Innovation in the abstract
Here's a challenge for you. Find me a firm, any firm, that isn't telling it's people, it's customers and it's investors that innovation isn't important. Can you imagine that? Telling these constituents that innovation isn't important is like telling people that oxygen isn't important. So, let's take as a given that most firms advocate a bias toward innovation.
Then, carefully consider what most firms are actually DOING. In many firms, innovation is the big pink elephant in the room, something that everyone knows they should be doing, something that anyone could be doing, but no one is really responsible, and what's more, there are so many other pressing responsibilities - costs to cut, organizations to restructure, that it just never seems that innovation is urgent enough.
I like to say that most firms innovate based on two drivers - vision or fear. A few firms have very visionary leadership that drives innovation from the top down and makes it a corporate mantra. We all know who those firms are. Many other firms turn to innovation when it appears that all the other things that were so pressing - cutting costs, outsourcing, restructuring - turn out not to create interesting new products or services that drive revenue growth or market share. These firms turn to innovation as a last desperate resort. Even then, many of them are like the old Adam Ant song - "desperate, but not serious".
I think we've been asking the wrong question. Innovation is not urgent or important because it is simply too nebulous. I think the question should be - is organic revenue growth important? Is gaining market share important? Is taking market leadership through distinctive products and services important? If so, how important? Is it important enough to pull a few interested individuals away from the things they are doing that aren't contributing to a differentiated product or service?
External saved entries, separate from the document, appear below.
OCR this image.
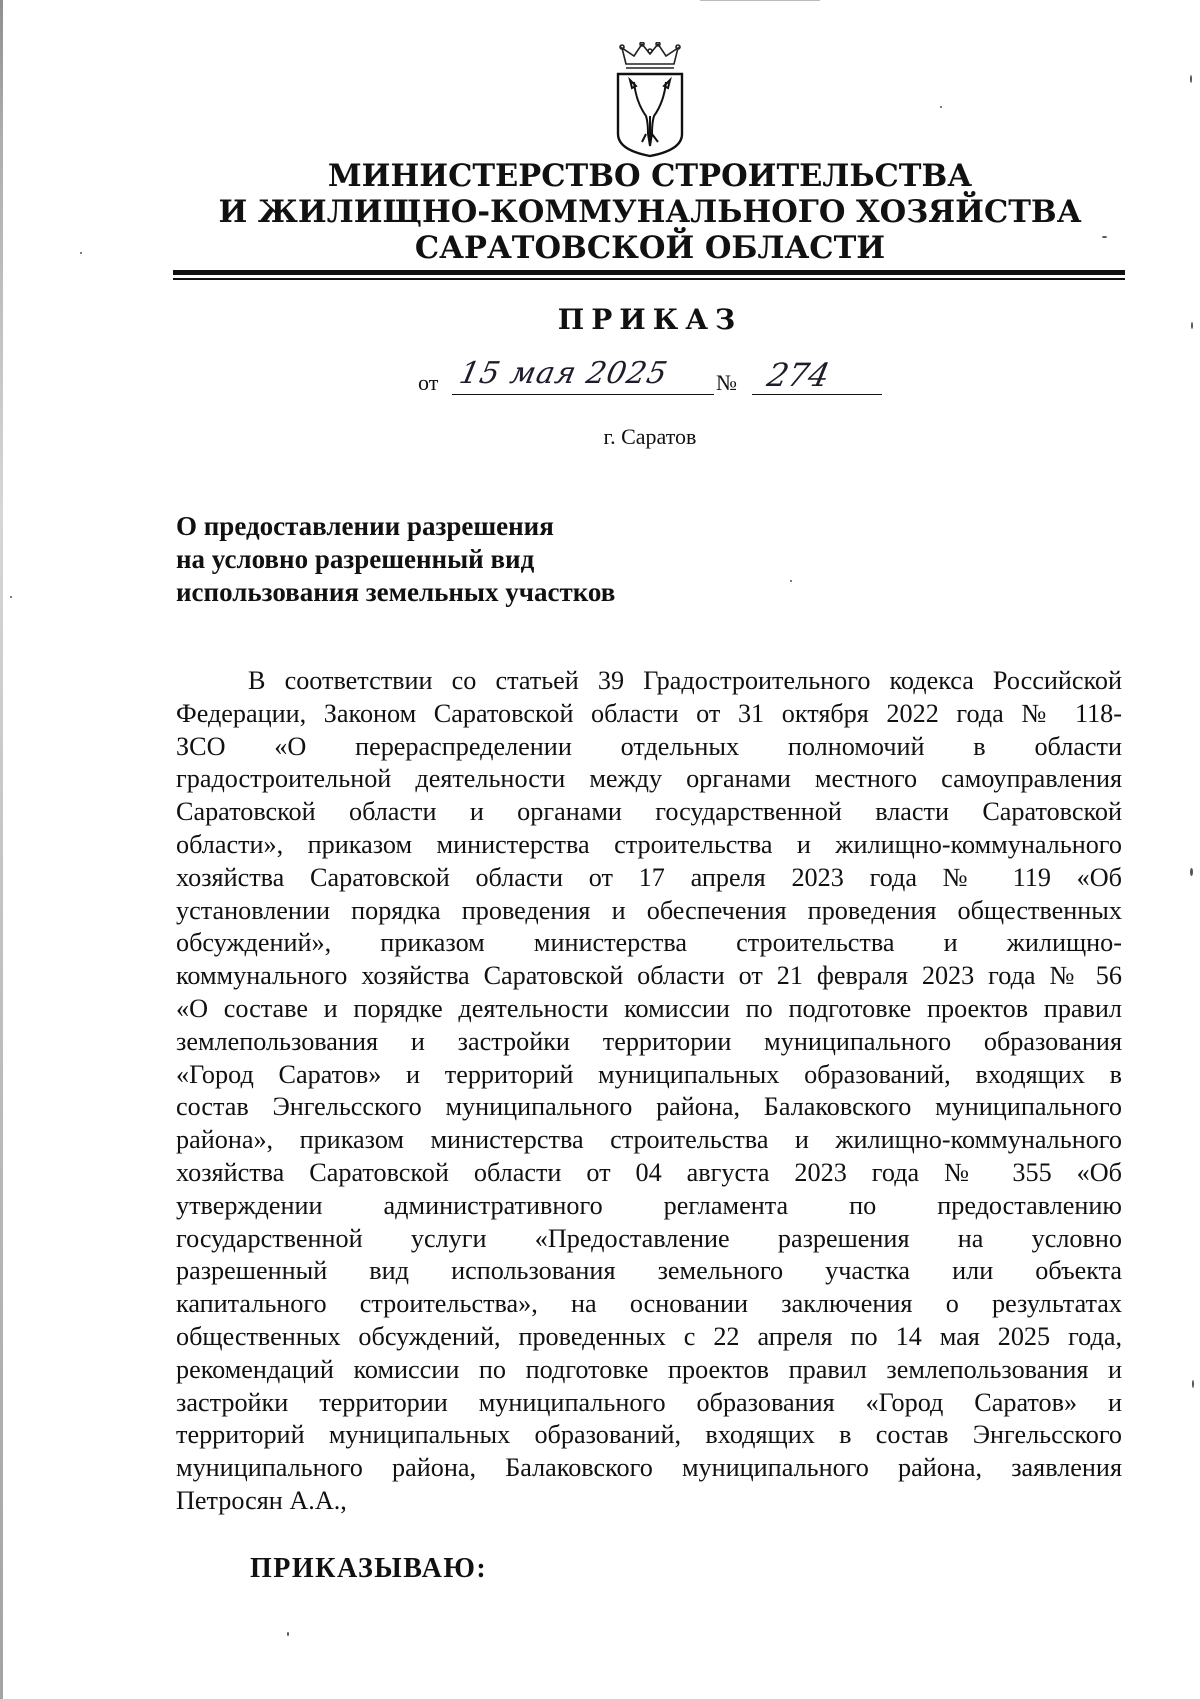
МИНИСТЕРСТВО СТРОИТЕЛЬСТВА
И ЖИЛИЩНО-КОММУНАЛЬНОГО ХОЗЯЙСТВА
САРАТОВСКОЙ ОБЛАСТИ
ПРИКАЗ
от 15 мая 2025 № 274
г. Саратов
О предоставлении разрешения
на условно разрешенный вид
использования земельных участков
В соответствии со статьей 39 Градостроительного кодекса Российской
Федерации, Законом Саратовской области от 31 октября 2022 года № 118-
ЗСО «О перераспределении отдельных полномочий в области
градостроительной деятельности между органами местного самоуправления
Саратовской области и органами государственной власти Саратовской
области», приказом министерства строительства и жилищно-коммунального
хозяйства Саратовской области от 17 апреля 2023 года № 119 «Об
установлении порядка проведения и обеспечения проведения общественных
обсуждений», приказом министерства строительства и жилищно-
коммунального хозяйства Саратовской области от 21 февраля 2023 года № 56
«О составе и порядке деятельности комиссии по подготовке проектов правил
землепользования и застройки территории муниципального образования
«Город Саратов» и территорий муниципальных образований, входящих в
состав Энгельсского муниципального района, Балаковского муниципального
района», приказом министерства строительства и жилищно-коммунального
хозяйства Саратовской области от 04 августа 2023 года № 355 «Об
утверждении административного регламента по предоставлению
государственной услуги «Предоставление разрешения на условно
разрешенный вид использования земельного участка или объекта
капитального строительства», на основании заключения о результатах
общественных обсуждений, проведенных с 22 апреля по 14 мая 2025 года,
рекомендаций комиссии по подготовке проектов правил землепользования и
застройки территории муниципального образования «Город Саратов» и
территорий муниципальных образований, входящих в состав Энгельсского
муниципального района, Балаковского муниципального района, заявления
Петросян А.А.,
ПРИКАЗЫВАЮ:
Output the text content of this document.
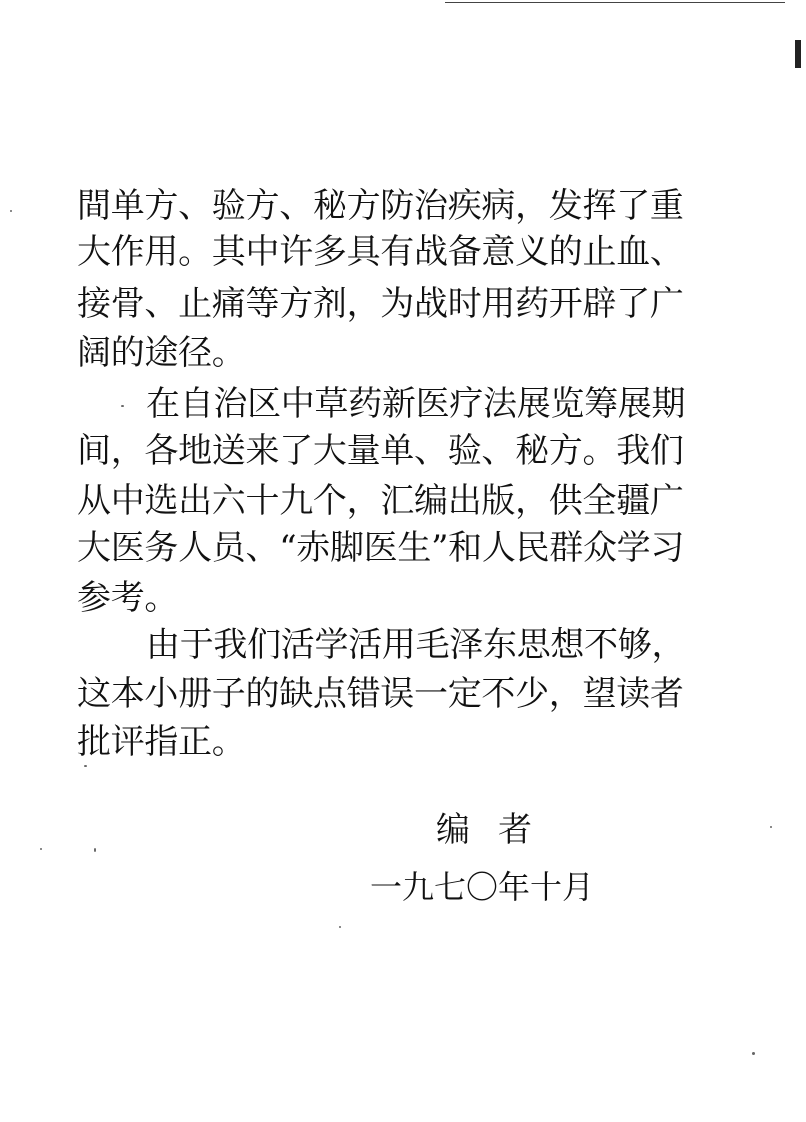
間单方、验方、秘方防治疾病，发挥了重
大作用。其中许多具有战备意义的止血、
接骨、止痛等方剂，为战时用药开辟了广
阔的途径。
在自治区中草药新医疗法展览筹展期
间，各地送来了大量单、验、秘方。我们
从中选出六十九个，汇编出版，供全疆广
大医务人员、“赤脚医生”和人民群众学习
参考。
由于我们活学活用毛泽东思想不够，
这本小册子的缺点错误一定不少，望读者
批评指正。
编者
一九七〇年十月
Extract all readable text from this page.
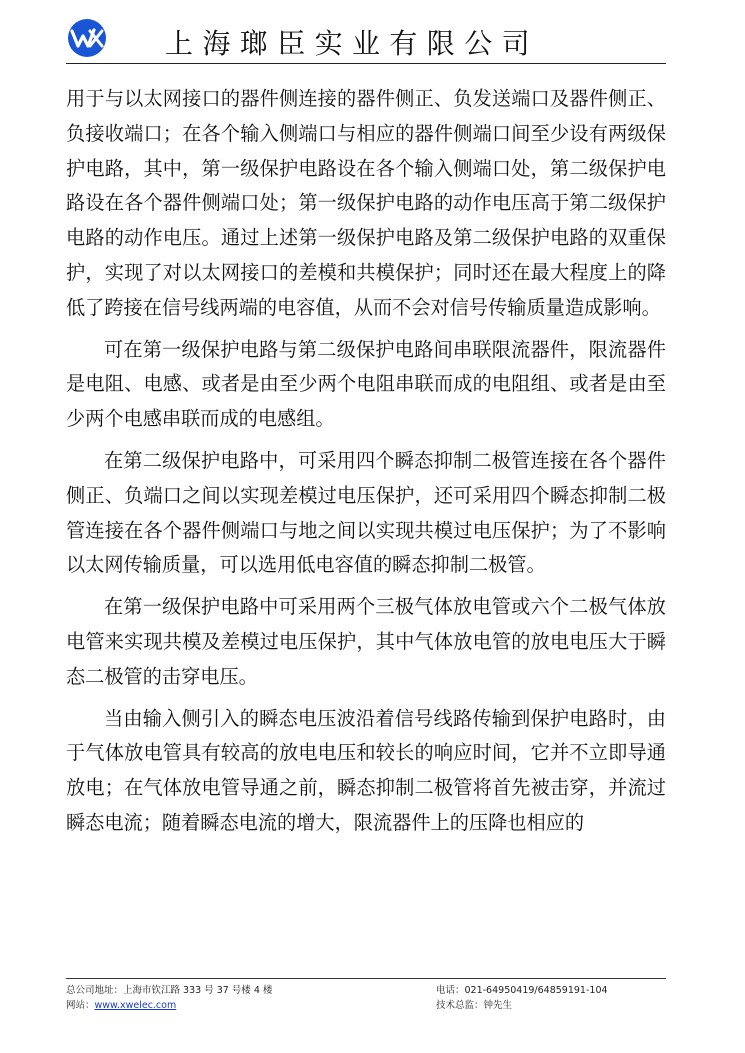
上海瑯臣实业有限公司

用于与以太网接口的器件侧连接的器件侧正、负发送端口及器件侧正、负接收端口；在各个输入侧端口与相应的器件侧端口间至少设有两级保护电路，其中，第一级保护电路设在各个输入侧端口处，第二级保护电路设在各个器件侧端口处；第一级保护电路的动作电压高于第二级保护电路的动作电压。通过上述第一级保护电路及第二级保护电路的双重保护，实现了对以太网接口的差模和共模保护；同时还在最大程度上的降低了跨接在信号线两端的电容值，从而不会对信号传输质量造成影响。

可在第一级保护电路与第二级保护电路间串联限流器件，限流器件是电阻、电感、或者是由至少两个电阻串联而成的电阻组、或者是由至少两个电感串联而成的电感组。

在第二级保护电路中，可采用四个瞬态抑制二极管连接在各个器件侧正、负端口之间以实现差模过电压保护，还可采用四个瞬态抑制二极管连接在各个器件侧端口与地之间以实现共模过电压保护；为了不影响以太网传输质量，可以选用低电容值的瞬态抑制二极管。

在第一级保护电路中可采用两个三极气体放电管或六个二极气体放电管来实现共模及差模过电压保护，其中气体放电管的放电电压大于瞬态二极管的击穿电压。

当由输入侧引入的瞬态电压波沿着信号线路传输到保护电路时，由于气体放电管具有较高的放电电压和较长的响应时间，它并不立即导通放电；在气体放电管导通之前，瞬态抑制二极管将首先被击穿，并流过瞬态电流；随着瞬态电流的增大，限流器件上的压降也相应的

总公司地址：上海市钦江路 333 号 37 号楼 4 楼	电话：021-64950419/64859191-104
网站：www.xwelec.com	技术总监：钟先生
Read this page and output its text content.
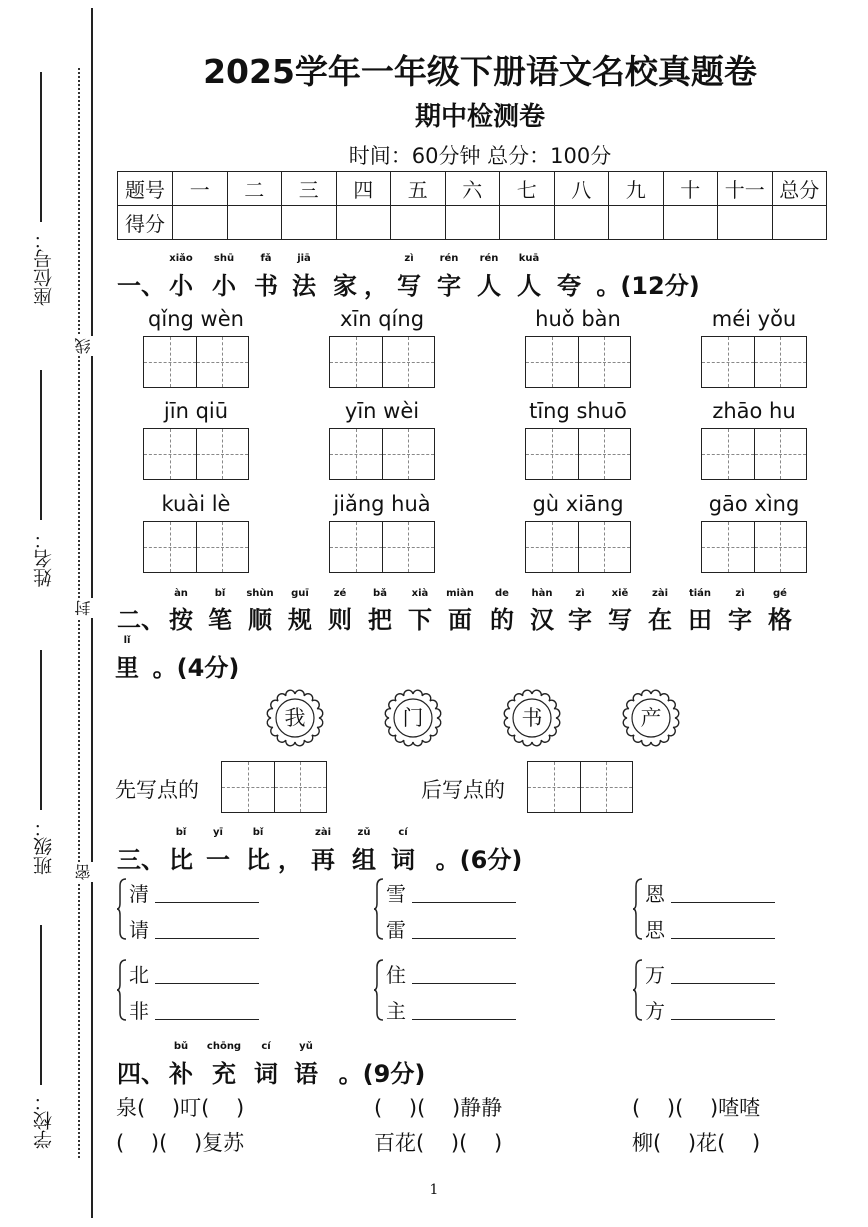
座位号：
姓名：
班级：
学校：
线
封
密
2025学年一年级下册语文名校真题卷
期中检测卷
时间：60分钟 总分：100分
题号	一	二	三	四	五	六	七	八	九	十	十一	总分
得分												
xiǎo shū	fǎ	jiā	zì	rén rén kuā
一、 小 小 书 法 家 ， 写 字 人 人 夸 。(12分)
qǐng wèn	xīn qíng	huǒ bàn	méi yǒu
jīn qiū	yīn wèi	tīng shuō	zhāo hu
kuài lè	jiǎng huà	gù xiāng	gāo xìng
àn	bǐ shùn guī zé	bǎ xià miàn de hàn zì	xiě zài tián zì	gé
二、 按 笔 顺 规 则 把 下 面 的 汉 字 写 在 田 字 格
lǐ
里 。(4分)
我	门	书	产
先写点的	后写点的
bǐ	yī	bǐ	zài	zǔ	cí
三、 比 一 比 ， 再 组 词 。(6分)
清
请
雪
雷
恩
思
北
非
住
主
万
方
bǔ chōng cí	yǔ
四、 补 充 词 语 。(9分)
泉(    )叮(    )	(    )(    )静静	(    )(    )喳喳
(    )(    )复苏	百花(    )(    )	柳(    )花(    )
1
There's two problems embedded here. Everyone realizes that innovation is important, but it is simply too abstract, so it's impossible to implement a program or scheme to generate it. If we can more adequately define and communicate the potential outcomes of a good innovation program, then we can probably get more buy in and commitment to those results and what it will take to obtain them. Then, innovation (or its outcomes) will become important, urgent and something firms do more than pay lip service to.